Taraflar arasında akdedildiği hususunda her hangi bir ihtilaf bulunmayan 24/07/2006 tarihli İşletme Hakkı Devir Sözleşmesinin 7.1 maddesinde; sözleşmenin imza tarihinden önce başlamış idari ve hukuki ihtilafların takip edilmesi, çözüme kavuşturulması ve bundan kaynaklanan her türlü sorumluluğun …’a ait olduğu, 7.4 ve 7.6 maddesinde de; dağıtım faaliyetinin … tarafından yürütüldüğü dönemde bu faaliyetler nedeniyle üçüncü kişiler tarafından ileri sürülecek her türlü talebin muhatabının … olduğu hükme bağlanmıştır.

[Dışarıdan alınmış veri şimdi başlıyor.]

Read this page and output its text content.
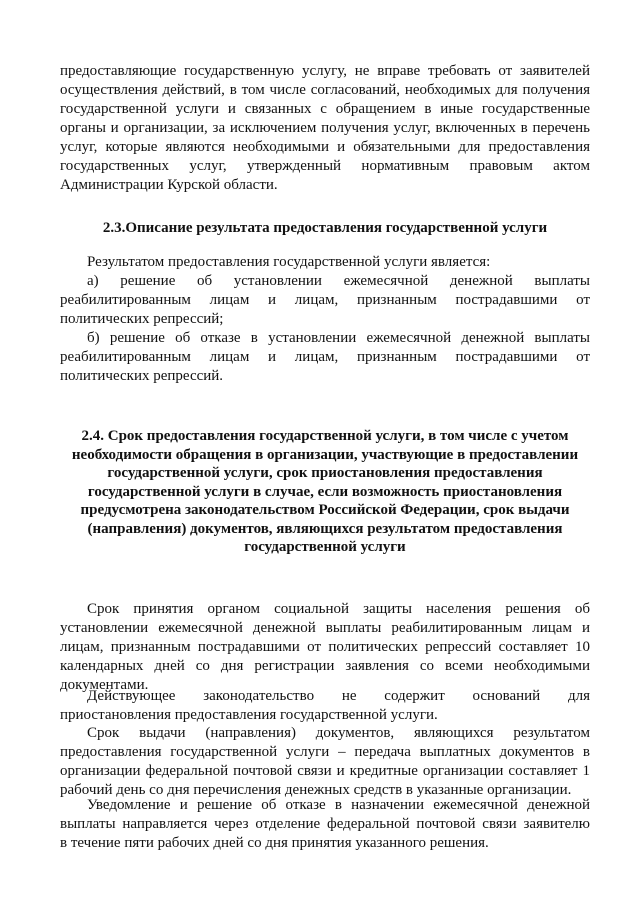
предоставляющие государственную услугу, не вправе требовать от заявителей
осуществления действий, в том числе согласований, необходимых для получения
государственной услуги и связанных с обращением в иные государственные
органы и организации, за исключением получения услуг, включенных в перечень
услуг, которые являются необходимыми и обязательными для предоставления
государственных услуг, утвержденный нормативным правовым актом
Администрации Курской области.
2.3.Описание результата предоставления государственной услуги
Результатом предоставления государственной услуги является:
а) решение об установлении ежемесячной денежной выплаты
реабилитированным лицам и лицам, признанным пострадавшими от
политических репрессий;
б) решение об отказе в установлении ежемесячной денежной выплаты
реабилитированным лицам и лицам, признанным пострадавшими от
политических репрессий.
2.4. Срок предоставления государственной услуги, в том числе с учетом
необходимости обращения в организации, участвующие в предоставлении
государственной услуги, срок приостановления предоставления
государственной услуги в случае, если возможность приостановления
предусмотрена законодательством Российской Федерации, срок выдачи
(направления) документов, являющихся результатом предоставления
государственной услуги
Срок принятия органом социальной защиты населения решения об
установлении ежемесячной денежной выплаты реабилитированным лицам и
лицам, признанным пострадавшими от политических репрессий составляет 10
календарных дней со дня регистрации заявления со всеми необходимыми
документами.
Действующее законодательство не содержит оснований для
приостановления предоставления государственной услуги.
Срок выдачи (направления) документов, являющихся результатом
предоставления государственной услуги – передача выплатных документов в
организации федеральной почтовой связи и кредитные организации составляет 1
рабочий день со дня перечисления денежных средств в указанные организации.
Уведомление и решение об отказе в назначении ежемесячной денежной
выплаты направляется через отделение федеральной почтовой связи заявителю
в течение пяти рабочих дней со дня принятия указанного решения.
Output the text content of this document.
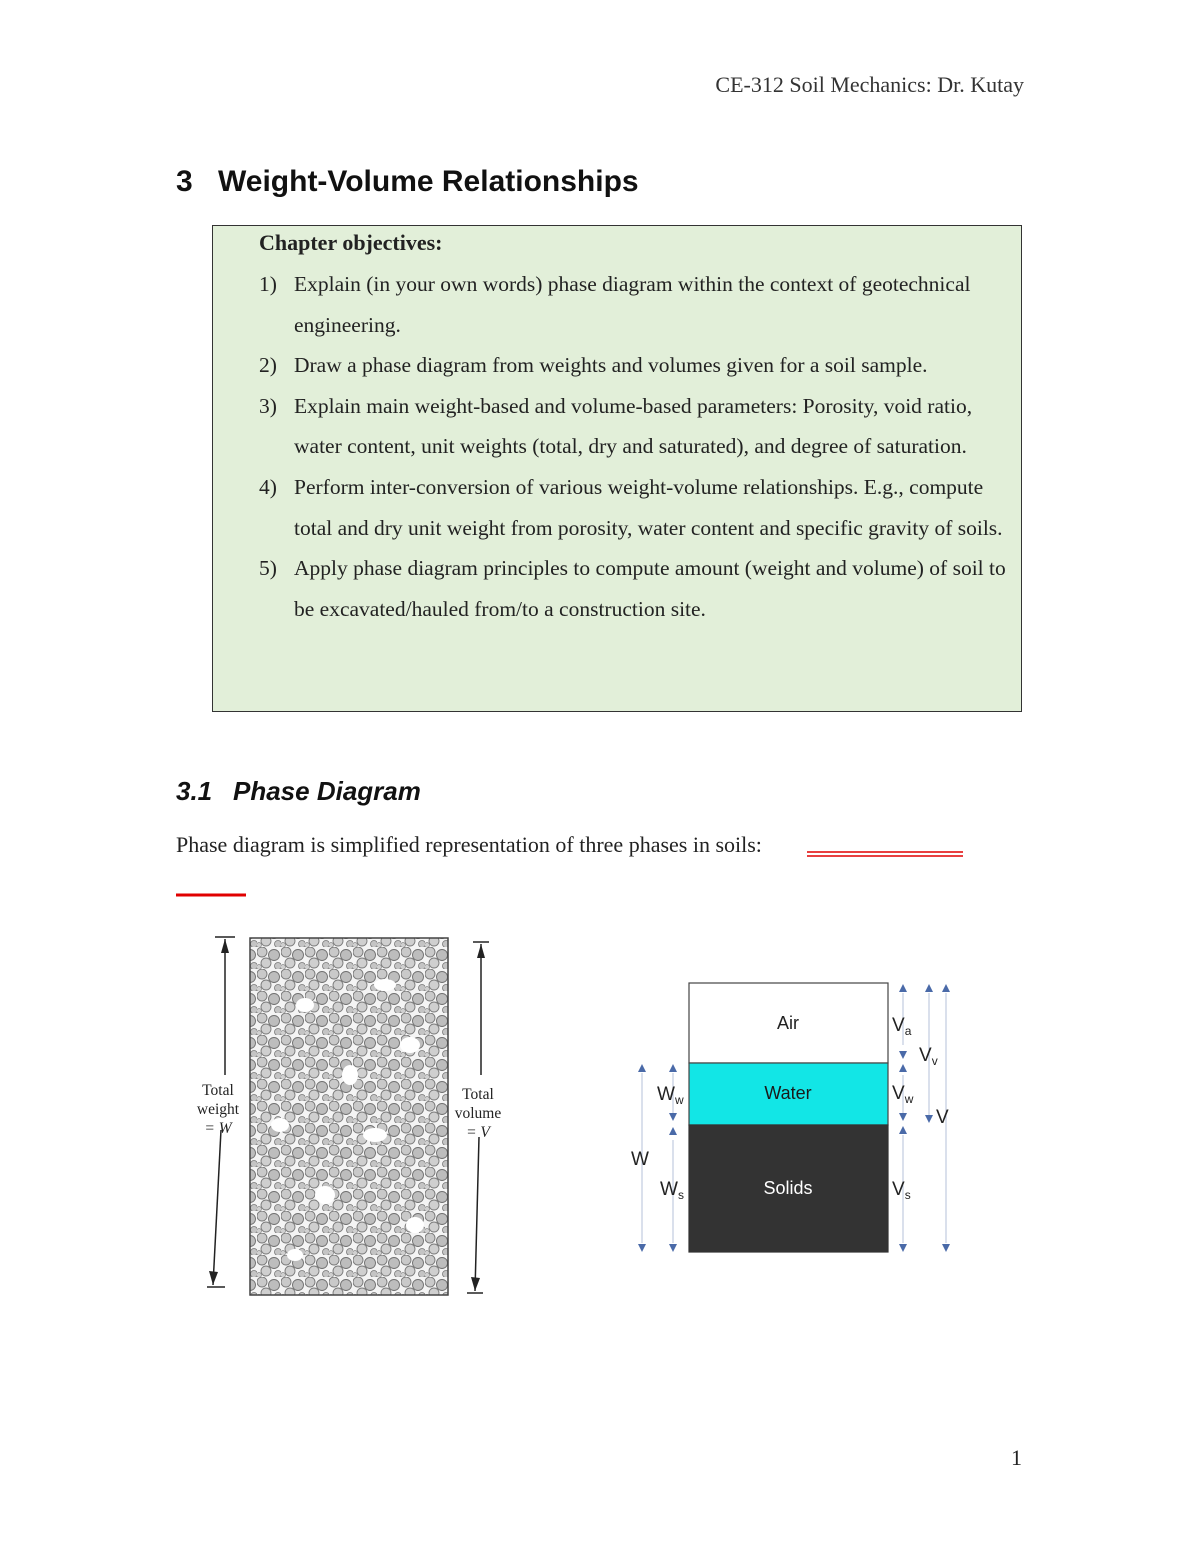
CE-312 Soil Mechanics: Dr. Kutay
3 Weight-Volume Relationships
Chapter objectives:
1) Explain (in your own words) phase diagram within the context of geotechnical engineering.
2) Draw a phase diagram from weights and volumes given for a soil sample.
3) Explain main weight-based and volume-based parameters: Porosity, void ratio, water content, unit weights (total, dry and saturated), and degree of saturation.
4) Perform inter-conversion of various weight-volume relationships. E.g., compute total and dry unit weight from porosity, water content and specific gravity of soils.
5) Apply phase diagram principles to compute amount (weight and volume) of soil to be excavated/hauled from/to a construction site.
3.1 Phase Diagram
Phase diagram is simplified representation of three phases in soils:
Total
weight
= W
Total
volume
= V
Air
Water
Solids
$V_a$
$V_v$
$V_w$
V
$V_s$
$W_w$
W
$W_s$
1
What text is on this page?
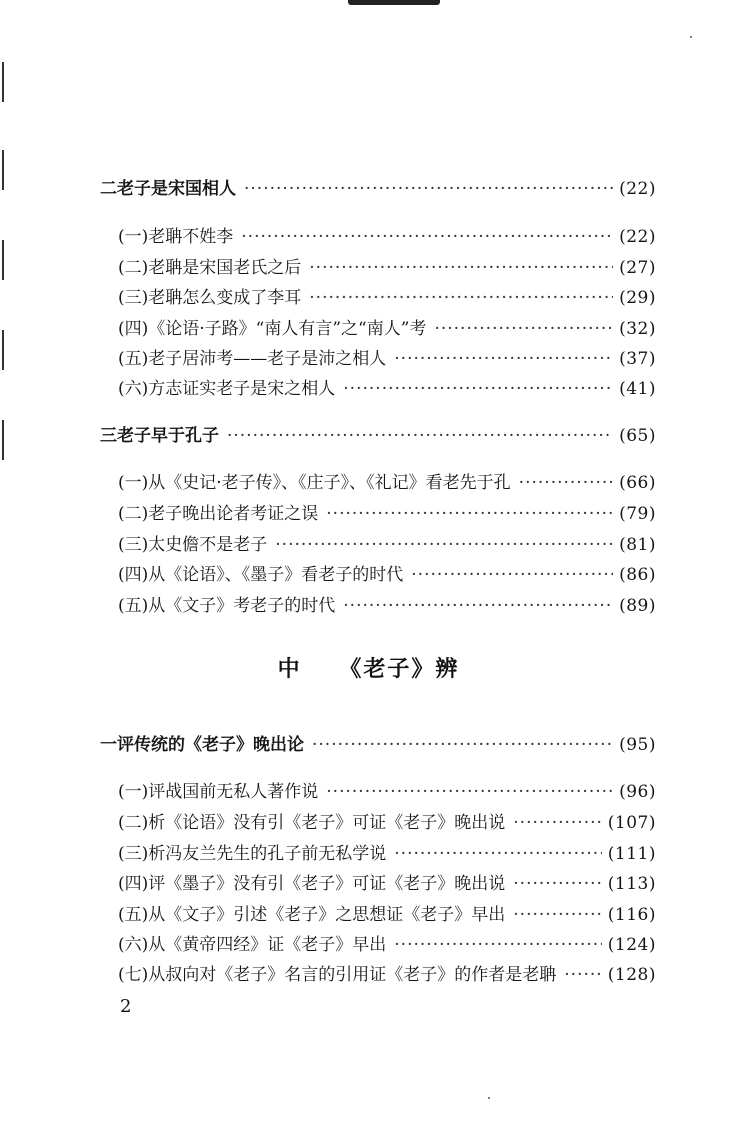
二 老子是宋国相人 ·····	(22)
(一)老聃不姓李 ·····	(22)
(二)老聃是宋国老氏之后 ·····	(27)
(三)老聃怎么变成了李耳 ·····	(29)
(四)《论语·子路》“南人有言”之“南人”考 ·····	(32)
(五)老子居沛考——老子是沛之相人 ·····	(37)
(六)方志证实老子是宋之相人 ·····	(41)
三 老子早于孔子 ·····	(65)
(一)从《史记·老子传》、《庄子》、《礼记》看老先于孔 ·····	(66)
(二)老子晚出论者考证之误 ·····	(79)
(三)太史儋不是老子 ·····	(81)
(四)从《论语》、《墨子》看老子的时代 ·····	(86)
(五)从《文子》考老子的时代 ·····	(89)
一 评传统的《老子》晚出论 ·····	(95)
(一)评战国前无私人著作说 ·····	(96)
(二)析《论语》没有引《老子》可证《老子》晚出说 ·····	(107)
(三)析冯友兰先生的孔子前无私学说 ·····	(111)
(四)评《墨子》没有引《老子》可证《老子》晚出说 ·····	(113)
(五)从《文子》引述《老子》之思想证《老子》早出 ·····	(116)
(六)从《黄帝四经》证《老子》早出 ·····	(124)
(七)从叔向对《老子》名言的引用证《老子》的作者是老聃 ·····	(128)
中 《老子》辨
2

Somut uyuşmazlıkta davacı tarafından yapılan ödeme İşletme Hakkı Devir Sözleşmesi’nin imzalandığı tarihten önceki döneme isabet eden olaya dayanmaktadır. Rücuen alacağa dayanak olan Diyarbakır 1. İş Mahkemesi’ndeki davanın davacısı olan işçi … bu sözleşme çerçevesinde üçüncü kişi konumunda olup İHDS’nin 7.4 ve 7.6 maddeleri gereğince davacının ödediği bedeli davalıdan rücuen talep ve dava hakkı bulunmaktadır. Rücuen alacağa dayanak davadaki uyuşmazlığın dağıtım tesislerinin mülkiyetine ilişkin olmaması karşısında sözleşmenin 7.2 maddesi uyarınca davacının ihbar yükümlülüğü de bulunmamaktadır. Bu nedenle davalı vekilinin bu yöndeki istinaf başvurusunun reddi gerekmiştir. (Yargıtay 11. Hukuk Dairesi’nin 23/03/2016 tarih 2015/13510 esas 2016/3219 karar sayılı emsal içtihadı).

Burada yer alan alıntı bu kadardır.